5 motivos para ser boteco: as razões que tornam um bar clássico

Uma instituição nacional, tão representativa quanto o samba e o futebol. É difícil alguém que, adulto, não tenha pisado em pelo menos um na vida. No gênero clássico está a graça: música, amigos e cerveja gelada. É claro, estamos falando do boteco, um conjunto de elementos que na sua essência é simples e prazeroso, assim como a vida deve ser.

Despojado de qualquer formalidade, quem visita o Quermesse, em Curitiba, sabe que se trata de uma espécie em extinção: o boteco clássico, que traz consigo uma receita de anos no cardápio, que você só encontra ali; o garçom de anos, que sequer anota o pedido pois o memoriza; a música alta na medida certa pra manter a conversa. Mas será que é só isso que representa? Na avaliação de José Araújo Neto, que toca o espaço desde 2009, existe qualquer coisa de especial em um espaço que nunca adere aos modismos, mas nunca sai de moda.

Se sentir bem-vindo

Um ambiente de boteco clássico nunca deve soar pretensioso, apenas transmitir o que é. “O ambiente foi criado de maneira a remeter nossos clientes às festas de quermesse do interior e de antigamente, lembranças coloridas e alegres assim como o local”, detalha Neto. “Certa vez, fizemos uma adaptação livre de um famoso poema de Carlos Drummond de Andrade, ‘Casa Arrumada’, para divulgar o que acreditamos ser a essência de um boteco como o Quermesse: ‘boteco tem que ser boteco e não centro cirúrgico, cenário de novela. Eu prefiro ir a um onde eu bato o olho e percebo logo: Aqui tem vida!’”

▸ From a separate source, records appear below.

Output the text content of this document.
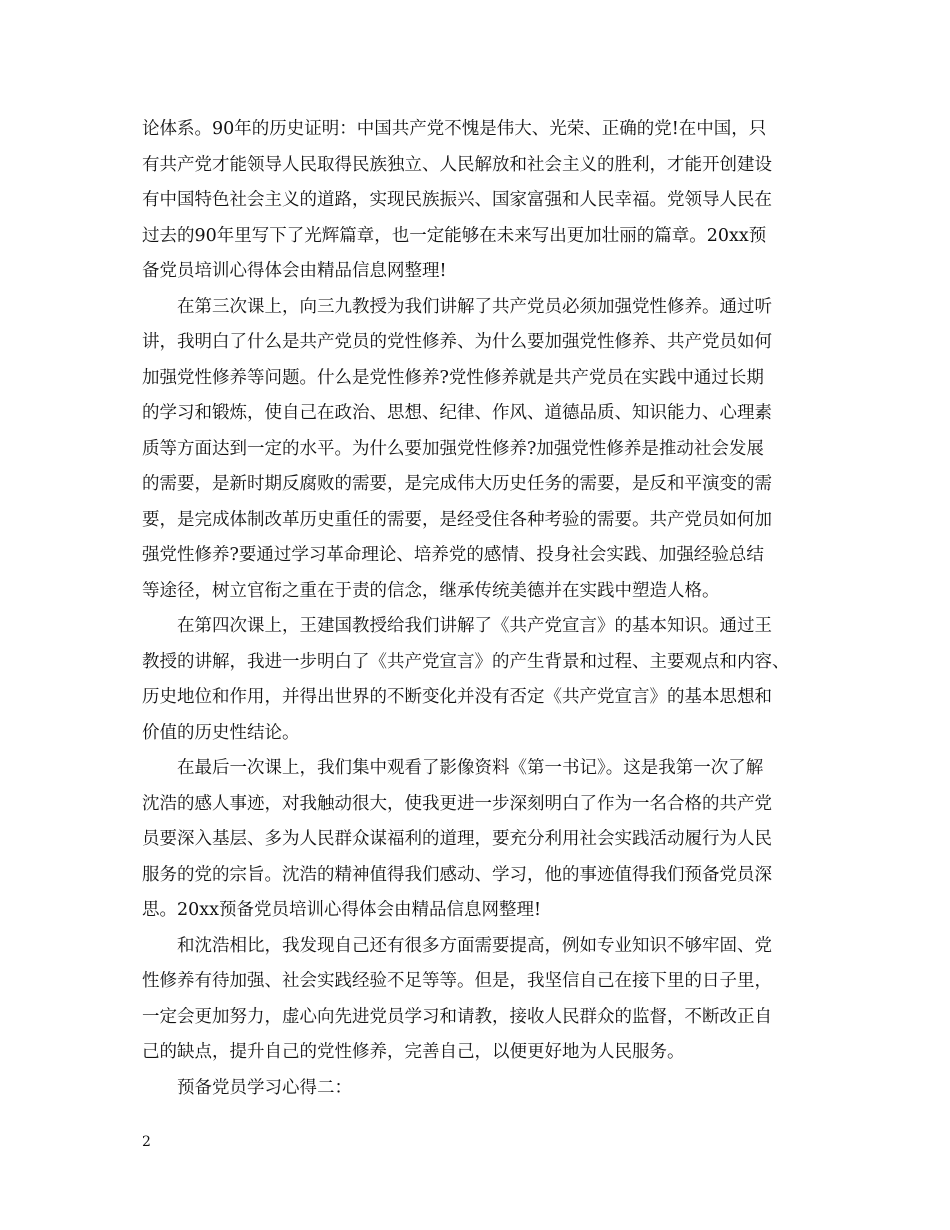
论体系。90年的历史证明：中国共产党不愧是伟大、光荣、正确的党!在中国，只
有共产党才能领导人民取得民族独立、人民解放和社会主义的胜利，才能开创建设
有中国特色社会主义的道路，实现民族振兴、国家富强和人民幸福。党领导人民在
过去的90年里写下了光辉篇章，也一定能够在未来写出更加壮丽的篇章。20xx预
备党员培训心得体会由精品信息网整理!
在第三次课上，向三九教授为我们讲解了共产党员必须加强党性修养。通过听
讲，我明白了什么是共产党员的党性修养、为什么要加强党性修养、共产党员如何
加强党性修养等问题。什么是党性修养?党性修养就是共产党员在实践中通过长期
的学习和锻炼，使自己在政治、思想、纪律、作风、道德品质、知识能力、心理素
质等方面达到一定的水平。为什么要加强党性修养?加强党性修养是推动社会发展
的需要，是新时期反腐败的需要，是完成伟大历史任务的需要，是反和平演变的需
要，是完成体制改革历史重任的需要，是经受住各种考验的需要。共产党员如何加
强党性修养?要通过学习革命理论、培养党的感情、投身社会实践、加强经验总结
等途径，树立官衔之重在于责的信念，继承传统美德并在实践中塑造人格。
在第四次课上，王建国教授给我们讲解了《共产党宣言》的基本知识。通过王
教授的讲解，我进一步明白了《共产党宣言》的产生背景和过程、主要观点和内容、
历史地位和作用，并得出世界的不断变化并没有否定《共产党宣言》的基本思想和
价值的历史性结论。
在最后一次课上，我们集中观看了影像资料《第一书记》。这是我第一次了解
沈浩的感人事迹，对我触动很大，使我更进一步深刻明白了作为一名合格的共产党
员要深入基层、多为人民群众谋福利的道理，要充分利用社会实践活动履行为人民
服务的党的宗旨。沈浩的精神值得我们感动、学习，他的事迹值得我们预备党员深
思。20xx预备党员培训心得体会由精品信息网整理!
和沈浩相比，我发现自己还有很多方面需要提高，例如专业知识不够牢固、党
性修养有待加强、社会实践经验不足等等。但是，我坚信自己在接下里的日子里，
一定会更加努力，虚心向先进党员学习和请教，接收人民群众的监督，不断改正自
己的缺点，提升自己的党性修养，完善自己，以便更好地为人民服务。
预备党员学习心得二：
2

Cardápio com história pra contar

Não importa a inspiração, seja ela da vivência ou com influências diversas, o cardápio de um boteco tem que sintetizar uma história. Ao contrário de ser descritivo, o nome de um prato ou petisco deve transmitir uma sensação, do contrário se torna vazio. “No Quermesse, apostamos na curadoria da minha mãe, Karla Manfredini, que com a experiência de 18 anos como chef agregou muito a essa proposta. Junto à cozinheira Tia Anísia, ela compôs um cardápio abrangente e com influência forte regional, justamente para reforçar a marca nos pratos”.

Cerveja de garrafa

Não há discussão: a cerveja é a alma do boteco. Ao redor de uma mesa cheia de garrafas, há a certeza de uma conversa longa, divertida e cheia de história pra contar. “A cerveja de garrafa, não importa o sabor, representa a aproximação de pessoas e descontração”, define Neto. “Temos uma premissa de sempre oferecer, inclusive, um balde de cerveja com bastante gelo. Isso facilita o consumo das pessoas e permite maior agilidade para os garçons atenderem”.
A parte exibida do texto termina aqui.